During orientation week, GSC volunteers are given a tour of famous historical and cultural sites in and around Phnom Penh and have the opportunity to explore the new culture, food, and sights of Cambodia. There are many new experiences just awaiting your arrival! For example, what can one expect of the food in Cambodia?

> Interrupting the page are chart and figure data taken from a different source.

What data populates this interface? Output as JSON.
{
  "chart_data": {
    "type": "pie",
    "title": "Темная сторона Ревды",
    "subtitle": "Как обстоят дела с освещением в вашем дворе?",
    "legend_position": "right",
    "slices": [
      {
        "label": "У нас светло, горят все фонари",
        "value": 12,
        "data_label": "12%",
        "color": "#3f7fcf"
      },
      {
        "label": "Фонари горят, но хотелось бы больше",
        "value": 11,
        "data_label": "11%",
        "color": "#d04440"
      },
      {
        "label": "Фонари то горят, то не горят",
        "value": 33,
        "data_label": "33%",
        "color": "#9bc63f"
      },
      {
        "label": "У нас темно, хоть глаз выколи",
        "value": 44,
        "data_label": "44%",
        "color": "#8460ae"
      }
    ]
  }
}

Adventurous eaters know that traditional Khmer food shares a common, unfamiliar flavor across many dishes. The secret ingredient is prahok – a salty, pungent paste made from fermented fish. While prahok is sometimes served in banana leaves and eaten on its own, more commonly the tangy, fishy substance is used to add a kick to other dishes. New to Western palettes, potent prahok can take some getting used to. Even meats and vegetarian dishes are frequently given a fishy flavor by adding generous doses of prahok. If the flavor becomes too much for you, stick to eating noodle dishes which, by default, never contain prahok.
Fish isn’t always the predominate flavor found in Khmer food. A large variety of spices turn up in Cambodian stews and curries. Cloves, cinnamon, nutmeg, tumeric, and star anise lend a hint of Indian influence. Kroueng – a combination of chili, native, and imported spices – is prepared ahead of time as a paste and added to Cambodian dishes for an instant zing.